Most of the time, this blog doesn’t get overly rabbinic. I may talk about what I do as a rabbi, or talk about Jewish things, but rarely do I get overtly religious. This is fair warning: I’m about to talk about prayer, the soul, and how I understand them.
One of the prayers of the morning service, Elohai Neshamah, begins, “My God, the soul You have given me is pure.” For me, the soul (neshamah) represents who I am, that part of me that is uniquely “David”. I’m not particularly tied to the idea of an eternal soul that goes on beyond this life (in fact, I tend away from such belief). Rather, I see the soul as my essential being (most of the time, sometimes I get mystical and see the soul as that part of me which is most closely identified with the perfection of Divinity, and therefore the part which is least individual to me). Generally, when I say soul, I mean some essential part of who I am. So what do I mean by saying that the soul God gave me is pure?

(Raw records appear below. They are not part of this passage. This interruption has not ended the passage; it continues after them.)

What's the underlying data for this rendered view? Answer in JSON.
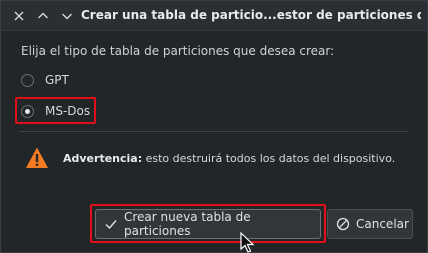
{
  "window": {
    "title": "Crear una tabla de particio...estor de particiones de KDE"
  },
  "titlebar": {
    "close_icon": "close-icon",
    "maximize_icon": "chevron-up-icon",
    "minimize_icon": "chevron-down-icon"
  },
  "dialog": {
    "prompt": "Elija el tipo de tabla de particiones que desea crear:",
    "options": [
      {
        "label": "GPT",
        "selected": false
      },
      {
        "label": "MS-Dos",
        "selected": true
      }
    ],
    "warning_title": "Advertencia:",
    "warning_text": " esto destruirá todos los datos del dispositivo.",
    "warning_icon": "warning-icon"
  },
  "buttons": {
    "create_label": "Crear nueva tabla de particiones",
    "create_icon": "checkmark-icon",
    "cancel_label": "Cancelar",
    "cancel_icon": "cancel-icon"
  },
  "colors": {
    "highlight": "#e0101a",
    "warning": "#f47b20"
  }
}
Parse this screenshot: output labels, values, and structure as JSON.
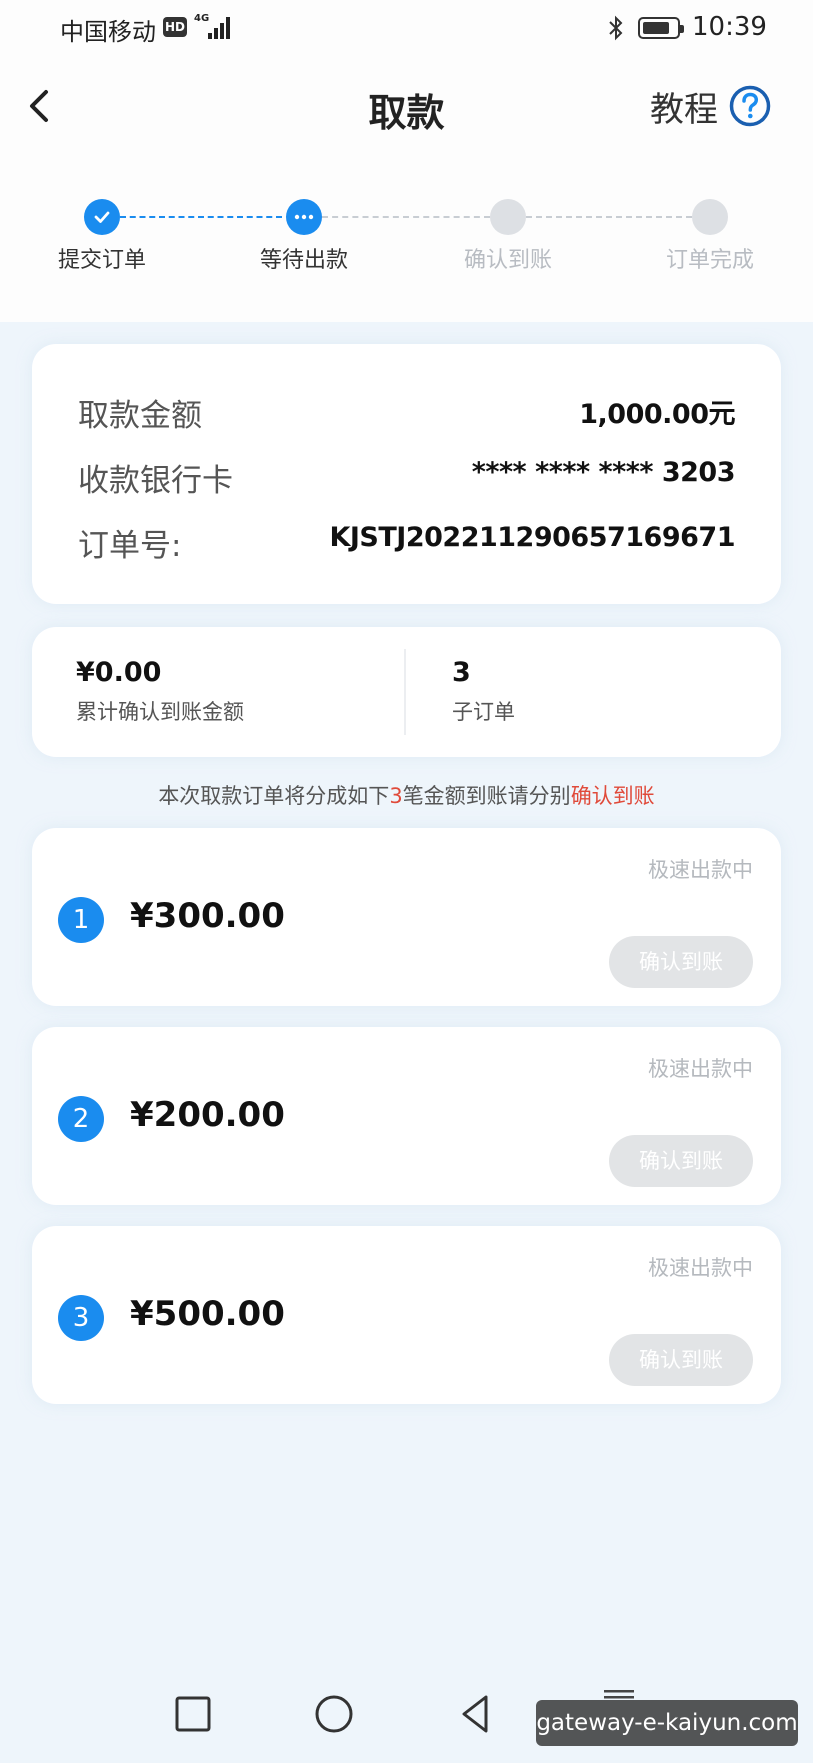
{
  "status_bar": {
    "carrier": "中国移动",
    "hd_badge": "HD",
    "network": "4G",
    "time": "10:39",
    "battery_level": 0.8
  },
  "header": {
    "title": "取款",
    "tutorial_label": "教程",
    "back_icon": "chevron-left-icon",
    "help_icon": "question-circle-icon"
  },
  "steps": [
    {
      "label": "提交订单",
      "state": "done"
    },
    {
      "label": "等待出款",
      "state": "current"
    },
    {
      "label": "确认到账",
      "state": "pending"
    },
    {
      "label": "订单完成",
      "state": "pending"
    }
  ],
  "order": {
    "amount_label": "取款金额",
    "amount_value": "1,000.00元",
    "card_label": "收款银行卡",
    "card_value": "**** **** **** 3203",
    "order_no_label": "订单号:",
    "order_no_value": "KJSTJ2022112906571696​71"
  },
  "summary": {
    "confirmed_amount": "¥0.00",
    "confirmed_label": "累计确认到账金额",
    "sub_order_count": "3",
    "sub_order_label": "子订单"
  },
  "notice": {
    "prefix": "本次取款订单将分成如下",
    "count": "3",
    "middle": "笔金额到账请分别",
    "action": "确认到账"
  },
  "sub_orders": [
    {
      "index": "1",
      "amount": "¥300.00",
      "status": "极速出款中",
      "button_label": "确认到账"
    },
    {
      "index": "2",
      "amount": "¥200.00",
      "status": "极速出款中",
      "button_label": "确认到账"
    },
    {
      "index": "3",
      "amount": "¥500.00",
      "status": "极速出款中",
      "button_label": "确认到账"
    }
  ],
  "watermark": "gateway-e-kaiyun.com",
  "colors": {
    "accent": "#1a8cef",
    "highlight": "#e04a3a",
    "disabled_button": "#e2e4e6"
  }
}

For me, the idea is that my soul begins clean, unsullied. As we live life, and reality intrudes upon us, the imperfections of the world impact our soul, leaving scars, dirt, accretions (plaque, if you will). But by reminding myself each morning that the soul began pure, I can attempt to live as though it remains clean, making the decisions that will help to preserve the purity of the soul. It is as though I am saying, “God, you gave me a pure soul; I’ll try not to muck it up today.”
The first line of Elohai Neshamah is popular as a meditative chant, and not just for it’s meaning. While the translation of neshamah as “soul” is a good one, the word neshamah can also mean “breath.” Which is deeply appropriate to the sound of the first line: Elohai neshamah shenatata bee tehorah hee. Each word ends on a vowel (or an open syllable, to use the technical† term). This means, that each word ends with an outflow of breath. The soul/breath given us is pure, and we return it to the Divine as we breathe it out with each word.